Я налил нам по полному кубку вина, задернул плотные портьеры. Зажег причудливую свечу на очень старом — из мест Старой расы — подсвечнике. Через несколько секунд подсвечник начал реализовывать свою нехитрую магию — изменять тень в причудливые образы — животных, то бегущих друг за другом, то дерущихся, то совокупляющихся. Я впервые задумался, была ли ушедшая часть Старой расы человекообразной. Или это были какие-то животные? Во всем, оствшемся от них, не сохранилось ни одного изображения гуманоидного существа — только причудливые звери.
Я понимал, что тяну время. Что нарочно занимаюсь всеми этими ненужными манипуляциями, чтобы ничего не говорить.
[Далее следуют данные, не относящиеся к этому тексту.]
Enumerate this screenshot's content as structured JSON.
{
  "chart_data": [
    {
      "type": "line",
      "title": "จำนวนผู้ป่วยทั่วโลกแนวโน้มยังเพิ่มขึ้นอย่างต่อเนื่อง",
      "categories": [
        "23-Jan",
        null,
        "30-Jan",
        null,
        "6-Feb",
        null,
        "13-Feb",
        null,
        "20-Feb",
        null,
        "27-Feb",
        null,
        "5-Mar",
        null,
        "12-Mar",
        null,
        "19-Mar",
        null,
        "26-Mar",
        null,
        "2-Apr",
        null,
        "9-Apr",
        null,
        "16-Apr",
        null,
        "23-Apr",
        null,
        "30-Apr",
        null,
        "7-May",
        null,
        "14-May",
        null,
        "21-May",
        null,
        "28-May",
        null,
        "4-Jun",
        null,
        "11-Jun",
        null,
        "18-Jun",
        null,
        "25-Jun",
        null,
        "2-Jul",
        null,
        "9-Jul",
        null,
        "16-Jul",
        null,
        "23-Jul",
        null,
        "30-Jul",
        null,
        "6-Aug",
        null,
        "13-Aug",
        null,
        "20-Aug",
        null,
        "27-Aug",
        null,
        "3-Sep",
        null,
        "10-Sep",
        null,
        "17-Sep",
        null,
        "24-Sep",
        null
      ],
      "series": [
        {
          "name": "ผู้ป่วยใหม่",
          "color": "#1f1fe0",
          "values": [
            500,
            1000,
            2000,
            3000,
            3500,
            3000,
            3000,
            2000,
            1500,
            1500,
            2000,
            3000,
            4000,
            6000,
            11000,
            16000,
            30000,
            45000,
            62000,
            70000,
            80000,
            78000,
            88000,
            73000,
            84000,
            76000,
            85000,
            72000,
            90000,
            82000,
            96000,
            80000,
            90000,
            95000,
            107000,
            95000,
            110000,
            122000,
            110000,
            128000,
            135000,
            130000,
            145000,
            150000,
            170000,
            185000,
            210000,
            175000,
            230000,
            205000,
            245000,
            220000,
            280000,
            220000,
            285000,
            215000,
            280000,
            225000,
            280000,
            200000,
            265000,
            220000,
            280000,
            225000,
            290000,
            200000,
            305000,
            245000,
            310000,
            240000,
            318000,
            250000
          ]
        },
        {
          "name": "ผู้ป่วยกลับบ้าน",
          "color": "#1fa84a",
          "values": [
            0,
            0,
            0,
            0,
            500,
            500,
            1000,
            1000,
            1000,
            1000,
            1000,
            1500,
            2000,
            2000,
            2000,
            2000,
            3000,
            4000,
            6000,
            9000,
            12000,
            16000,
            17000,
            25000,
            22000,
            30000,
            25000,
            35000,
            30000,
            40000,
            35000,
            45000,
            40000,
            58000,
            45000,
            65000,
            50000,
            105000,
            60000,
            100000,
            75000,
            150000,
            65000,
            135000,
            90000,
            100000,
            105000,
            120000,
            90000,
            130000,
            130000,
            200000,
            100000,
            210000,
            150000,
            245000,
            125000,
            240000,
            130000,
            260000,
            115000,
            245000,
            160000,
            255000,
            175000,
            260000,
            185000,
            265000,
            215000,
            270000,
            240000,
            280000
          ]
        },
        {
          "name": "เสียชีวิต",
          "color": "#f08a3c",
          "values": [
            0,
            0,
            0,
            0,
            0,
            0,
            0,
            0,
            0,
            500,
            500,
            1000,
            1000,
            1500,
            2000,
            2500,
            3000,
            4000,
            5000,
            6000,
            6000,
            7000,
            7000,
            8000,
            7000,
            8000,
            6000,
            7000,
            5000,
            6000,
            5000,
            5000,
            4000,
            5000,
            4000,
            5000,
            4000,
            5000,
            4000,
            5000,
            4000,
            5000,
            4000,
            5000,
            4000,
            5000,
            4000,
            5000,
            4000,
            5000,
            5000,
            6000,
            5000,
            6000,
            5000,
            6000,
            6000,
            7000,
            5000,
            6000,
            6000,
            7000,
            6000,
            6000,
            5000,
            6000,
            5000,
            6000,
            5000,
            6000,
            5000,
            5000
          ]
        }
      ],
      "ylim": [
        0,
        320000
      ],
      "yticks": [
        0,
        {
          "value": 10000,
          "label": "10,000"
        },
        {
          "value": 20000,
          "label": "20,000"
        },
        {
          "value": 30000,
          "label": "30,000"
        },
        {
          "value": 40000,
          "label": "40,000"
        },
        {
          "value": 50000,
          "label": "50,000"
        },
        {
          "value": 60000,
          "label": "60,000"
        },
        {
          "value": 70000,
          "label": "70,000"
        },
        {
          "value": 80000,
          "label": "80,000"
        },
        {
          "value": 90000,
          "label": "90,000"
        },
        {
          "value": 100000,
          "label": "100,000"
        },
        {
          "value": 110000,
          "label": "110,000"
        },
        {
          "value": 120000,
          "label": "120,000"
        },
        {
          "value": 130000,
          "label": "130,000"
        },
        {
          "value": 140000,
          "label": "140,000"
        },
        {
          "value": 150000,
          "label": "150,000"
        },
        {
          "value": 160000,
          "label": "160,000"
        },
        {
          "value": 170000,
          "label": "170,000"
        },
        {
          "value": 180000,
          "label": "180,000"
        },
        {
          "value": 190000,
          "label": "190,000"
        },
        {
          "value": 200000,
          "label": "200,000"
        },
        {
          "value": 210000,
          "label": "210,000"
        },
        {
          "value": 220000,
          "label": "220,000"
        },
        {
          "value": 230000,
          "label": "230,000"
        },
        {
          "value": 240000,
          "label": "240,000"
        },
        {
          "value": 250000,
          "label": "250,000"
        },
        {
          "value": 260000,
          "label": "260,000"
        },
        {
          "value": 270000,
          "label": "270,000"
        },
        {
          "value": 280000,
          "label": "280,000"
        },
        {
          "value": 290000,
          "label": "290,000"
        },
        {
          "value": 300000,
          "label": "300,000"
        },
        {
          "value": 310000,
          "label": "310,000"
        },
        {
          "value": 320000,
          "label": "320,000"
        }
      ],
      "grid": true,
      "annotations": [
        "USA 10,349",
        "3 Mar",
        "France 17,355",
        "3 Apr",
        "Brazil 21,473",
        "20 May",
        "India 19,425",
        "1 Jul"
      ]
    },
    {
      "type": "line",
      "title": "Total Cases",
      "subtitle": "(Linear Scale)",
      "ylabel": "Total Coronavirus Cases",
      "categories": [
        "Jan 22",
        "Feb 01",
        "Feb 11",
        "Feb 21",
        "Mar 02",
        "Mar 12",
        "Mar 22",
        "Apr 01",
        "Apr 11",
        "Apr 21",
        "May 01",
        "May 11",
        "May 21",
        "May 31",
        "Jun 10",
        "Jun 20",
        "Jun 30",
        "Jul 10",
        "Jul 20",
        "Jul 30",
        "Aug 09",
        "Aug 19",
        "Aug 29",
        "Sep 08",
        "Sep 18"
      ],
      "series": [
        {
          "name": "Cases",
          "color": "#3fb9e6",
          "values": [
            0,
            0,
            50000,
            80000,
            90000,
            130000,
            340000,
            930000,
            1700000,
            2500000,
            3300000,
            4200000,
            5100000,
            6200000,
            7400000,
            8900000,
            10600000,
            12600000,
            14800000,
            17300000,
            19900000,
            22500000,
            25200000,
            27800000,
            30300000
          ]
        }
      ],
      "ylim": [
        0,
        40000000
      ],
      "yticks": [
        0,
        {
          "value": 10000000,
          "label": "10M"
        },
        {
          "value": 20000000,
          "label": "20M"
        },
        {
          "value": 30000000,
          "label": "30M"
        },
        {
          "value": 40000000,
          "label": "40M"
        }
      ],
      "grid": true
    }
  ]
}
Но мальчик оказался хитрее — он просто сел у моих ног, положил мне голову на колени и приготовился слушать.
— Все так странно… словами-то и не расскажешь. Страшные сны. Дурные предчувствия. Страшные знаки при гадании. Тоска. Страх. Без причины — все без причины, только странное ощущение близкой потери.
— Страх — за себя?
— Нет. В том то и дело. Я всегда остаюсь жив во снах. И все равно — страшно. Смерть… все время это смерть. Но — не моя.
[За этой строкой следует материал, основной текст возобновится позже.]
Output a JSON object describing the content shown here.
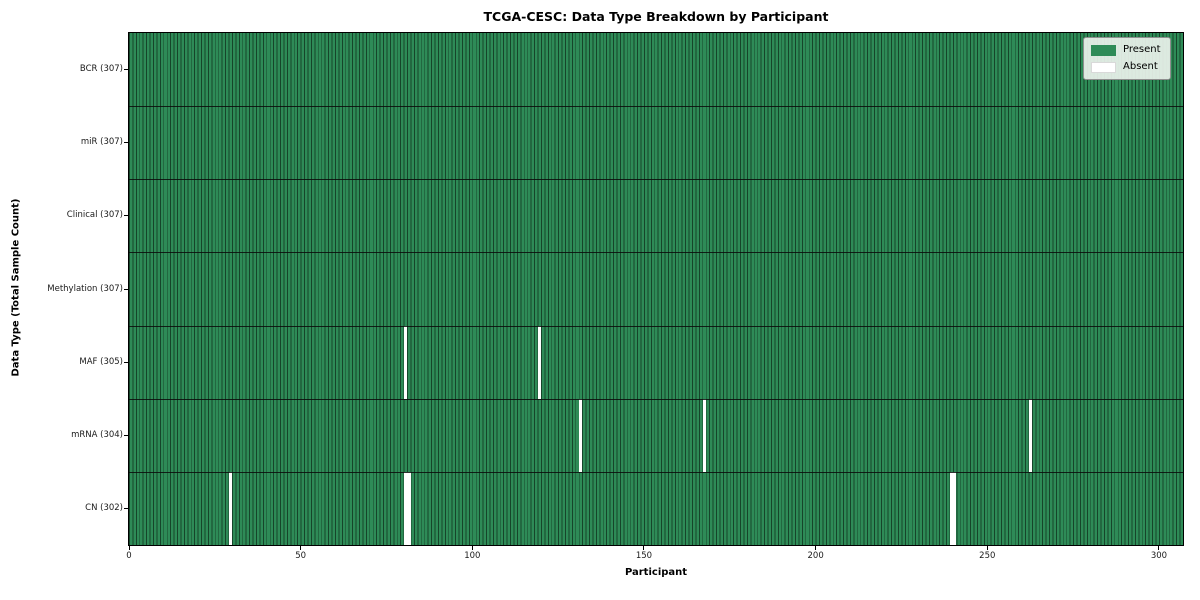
{
  "figure": {
    "title": "TCGA-CESC: Data Type Breakdown by Participant",
    "xlabel": "Participant",
    "ylabel": "Data Type (Total Sample Count)"
  },
  "legend": {
    "items": [
      {
        "label": "Present",
        "color": "#2e8b57"
      },
      {
        "label": "Absent",
        "color": "#ffffff"
      }
    ]
  },
  "chart_data": {
    "type": "heatmap",
    "title": "TCGA-CESC: Data Type Breakdown by Participant",
    "xlabel": "Participant",
    "ylabel": "Data Type (Total Sample Count)",
    "legend_position": "upper right",
    "grid": false,
    "x_ticks": [
      0,
      50,
      100,
      150,
      200,
      250,
      300
    ],
    "xlim": [
      0,
      307
    ],
    "n_participants": 307,
    "rows": [
      {
        "name": "BCR",
        "label": "BCR (307)",
        "present_count": 307,
        "absent_participants": []
      },
      {
        "name": "miR",
        "label": "miR (307)",
        "present_count": 307,
        "absent_participants": []
      },
      {
        "name": "Clinical",
        "label": "Clinical (307)",
        "present_count": 307,
        "absent_participants": []
      },
      {
        "name": "Methylation",
        "label": "Methylation (307)",
        "present_count": 307,
        "absent_participants": []
      },
      {
        "name": "MAF",
        "label": "MAF (305)",
        "present_count": 305,
        "absent_participants": [
          80,
          119
        ]
      },
      {
        "name": "mRNA",
        "label": "mRNA (304)",
        "present_count": 304,
        "absent_participants": [
          131,
          167,
          262
        ]
      },
      {
        "name": "CN",
        "label": "CN (302)",
        "present_count": 302,
        "absent_participants": [
          29,
          80,
          81,
          239,
          240
        ]
      }
    ],
    "colors": {
      "present": "#2e8b57",
      "present_edge": "#16452a",
      "absent": "#ffffff",
      "row_separator": "#0b0b0b"
    },
    "legend_entries": [
      "Present",
      "Absent"
    ]
  }
}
— Милорд, я очень напоминаю вам сестру?
— Что ты несе. Да, очень. Даже слишком — иногда.
— Милорд, вам не придется меня убивать. Дважды одно дерево не срубают. Я — другой человек.
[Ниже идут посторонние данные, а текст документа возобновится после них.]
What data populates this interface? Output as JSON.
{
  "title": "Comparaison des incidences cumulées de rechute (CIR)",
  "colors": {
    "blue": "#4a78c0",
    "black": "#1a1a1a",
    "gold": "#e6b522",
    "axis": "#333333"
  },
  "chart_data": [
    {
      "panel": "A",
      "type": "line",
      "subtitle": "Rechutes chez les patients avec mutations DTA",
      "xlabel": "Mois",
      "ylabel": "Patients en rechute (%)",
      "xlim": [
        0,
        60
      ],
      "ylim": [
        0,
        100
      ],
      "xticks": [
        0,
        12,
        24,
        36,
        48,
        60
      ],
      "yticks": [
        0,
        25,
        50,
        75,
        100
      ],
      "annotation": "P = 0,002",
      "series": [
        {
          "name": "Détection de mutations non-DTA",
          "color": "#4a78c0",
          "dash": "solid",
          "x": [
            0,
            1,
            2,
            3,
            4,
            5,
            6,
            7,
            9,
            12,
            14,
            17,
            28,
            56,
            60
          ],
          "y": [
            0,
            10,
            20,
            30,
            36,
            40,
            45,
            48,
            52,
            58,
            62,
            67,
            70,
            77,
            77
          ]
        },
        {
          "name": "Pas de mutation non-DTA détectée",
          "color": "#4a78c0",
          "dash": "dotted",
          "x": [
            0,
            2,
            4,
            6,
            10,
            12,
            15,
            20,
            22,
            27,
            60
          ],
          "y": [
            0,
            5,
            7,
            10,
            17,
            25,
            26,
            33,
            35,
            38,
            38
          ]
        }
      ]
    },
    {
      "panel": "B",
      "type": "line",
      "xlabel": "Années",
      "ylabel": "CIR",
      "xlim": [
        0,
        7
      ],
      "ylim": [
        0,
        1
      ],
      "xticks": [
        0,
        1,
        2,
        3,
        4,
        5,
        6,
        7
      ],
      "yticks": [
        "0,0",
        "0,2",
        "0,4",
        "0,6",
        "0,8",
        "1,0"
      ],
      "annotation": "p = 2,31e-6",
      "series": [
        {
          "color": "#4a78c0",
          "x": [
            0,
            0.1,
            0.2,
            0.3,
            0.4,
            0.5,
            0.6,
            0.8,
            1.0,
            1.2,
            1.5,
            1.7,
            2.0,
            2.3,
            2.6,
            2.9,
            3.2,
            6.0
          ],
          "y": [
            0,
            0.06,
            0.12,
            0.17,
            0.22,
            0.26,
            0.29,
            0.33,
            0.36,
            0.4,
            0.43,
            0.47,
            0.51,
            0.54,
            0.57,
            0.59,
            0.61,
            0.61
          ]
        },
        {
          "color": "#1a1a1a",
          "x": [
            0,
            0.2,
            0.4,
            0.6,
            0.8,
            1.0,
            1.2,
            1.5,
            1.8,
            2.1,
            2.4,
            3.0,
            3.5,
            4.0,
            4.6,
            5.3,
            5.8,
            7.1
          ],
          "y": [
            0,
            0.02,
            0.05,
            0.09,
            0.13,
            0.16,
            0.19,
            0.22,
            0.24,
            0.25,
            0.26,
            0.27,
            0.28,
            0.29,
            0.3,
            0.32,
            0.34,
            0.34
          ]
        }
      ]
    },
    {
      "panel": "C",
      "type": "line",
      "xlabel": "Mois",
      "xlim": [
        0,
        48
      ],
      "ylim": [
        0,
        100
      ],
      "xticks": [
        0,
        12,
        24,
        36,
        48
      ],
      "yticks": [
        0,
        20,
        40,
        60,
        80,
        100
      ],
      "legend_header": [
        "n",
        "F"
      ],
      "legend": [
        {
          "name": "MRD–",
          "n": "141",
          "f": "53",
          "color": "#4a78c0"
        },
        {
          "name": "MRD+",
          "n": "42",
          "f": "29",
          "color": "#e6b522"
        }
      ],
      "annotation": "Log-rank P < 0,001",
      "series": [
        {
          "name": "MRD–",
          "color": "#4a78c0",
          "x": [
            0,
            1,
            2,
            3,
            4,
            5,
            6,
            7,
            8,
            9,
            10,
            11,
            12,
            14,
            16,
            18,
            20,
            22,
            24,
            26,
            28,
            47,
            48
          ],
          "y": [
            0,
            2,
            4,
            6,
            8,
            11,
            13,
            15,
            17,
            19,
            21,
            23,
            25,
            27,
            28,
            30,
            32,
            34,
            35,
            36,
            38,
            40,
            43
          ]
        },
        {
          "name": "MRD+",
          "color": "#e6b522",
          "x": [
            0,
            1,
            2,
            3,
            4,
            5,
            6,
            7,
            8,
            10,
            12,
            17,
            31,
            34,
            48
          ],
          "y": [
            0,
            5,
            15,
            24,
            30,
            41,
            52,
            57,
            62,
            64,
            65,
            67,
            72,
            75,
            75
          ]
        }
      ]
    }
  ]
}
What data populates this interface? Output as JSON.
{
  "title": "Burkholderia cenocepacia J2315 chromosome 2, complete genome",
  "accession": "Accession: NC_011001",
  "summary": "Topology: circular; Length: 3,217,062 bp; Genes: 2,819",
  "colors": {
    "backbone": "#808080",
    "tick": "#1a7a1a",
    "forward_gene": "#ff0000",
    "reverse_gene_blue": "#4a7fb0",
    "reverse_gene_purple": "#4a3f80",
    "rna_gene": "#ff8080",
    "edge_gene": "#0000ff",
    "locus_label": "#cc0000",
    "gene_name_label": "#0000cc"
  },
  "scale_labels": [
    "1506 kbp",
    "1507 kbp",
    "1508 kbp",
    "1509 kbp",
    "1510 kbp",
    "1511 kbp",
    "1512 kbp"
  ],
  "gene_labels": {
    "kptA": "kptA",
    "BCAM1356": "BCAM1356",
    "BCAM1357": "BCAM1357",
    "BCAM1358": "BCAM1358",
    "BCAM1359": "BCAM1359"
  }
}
Что-то было в его словах — важное, действительно важное — но оно пока не осознавалось, тихим камнем падая на дно пруда моего сознания. Чтобы занять там какое-то место или вызвать всплеск — не знаю, но чувствовалось это как странная сеть, накидывающая свою паутину на мой мозг. Только я никак не мог уловить, что же это было — тень какого-то ощущения, отражение какого-то забытого дня.
Но я никак не мог сосредоточиться на этом — требовательные тонкие пальцы скользили по моим запястьям, вызывая сладкий зуд. Мальчишка тянул меня к себе, тянул, не давая передышки, чтобы обдумать его слова. И я сдался, и нырнул в его обьятья, как в глухой темный омут — сквозь пульсирующую в висках головную боль, сквозь радугу цветных пятен перед глазами. В эту ночь я спал спокойно — мертвым сном без сновидений, но с уверенным ощущением своей силы и владения ситуацией. И только где-то на дне сознания мерцали выписанные тонкой красной вязью слова — «я другой человек»… И замирали, полускрытые черным печатным шрифтом иной речи иного мира — «Идите, сэр. Есть же и другие миры, кроме этого». Слова падающего в пропасть мальчика. И я видел себя другим — черноволосым и голубоглазым мужчиной со странным оружием в кобурах на бедрах, пробивающим смертью мальчика себе дорогу к Мечте.
Проснувшись, я долго вспоминал все эти обрывки образов, и хорошенько выругавшись, понял их источник. Нигде больше… ни в одном мире… никогда! Никогда!!! — я не буду читать их художественную литературу. Никакую литературу вообще — за исключением карт. Тоже мне, персонаж романа…
Рядом безмятежно спал Мейтин, почесывая во сне шрам на скуле. Я тихонько рассматривал его, подмечая изменения, которые произошли в нем за эти два месяца. Он стал шире в плечах — и уже в бедрах, приобрел хорошую мускулатуру, утратив при этом часть своей девичьей стройности. Темные волосы почему-то обнаружили в себе медный проблеск. Лицо стало более свежим и безмятежным — не то, что раньше, когда даже по спящей его физиономии можно было сказать: «вот маленький интриган, эгоист и капризуля». Только черты остались прежними — точеными. Черты Мейт.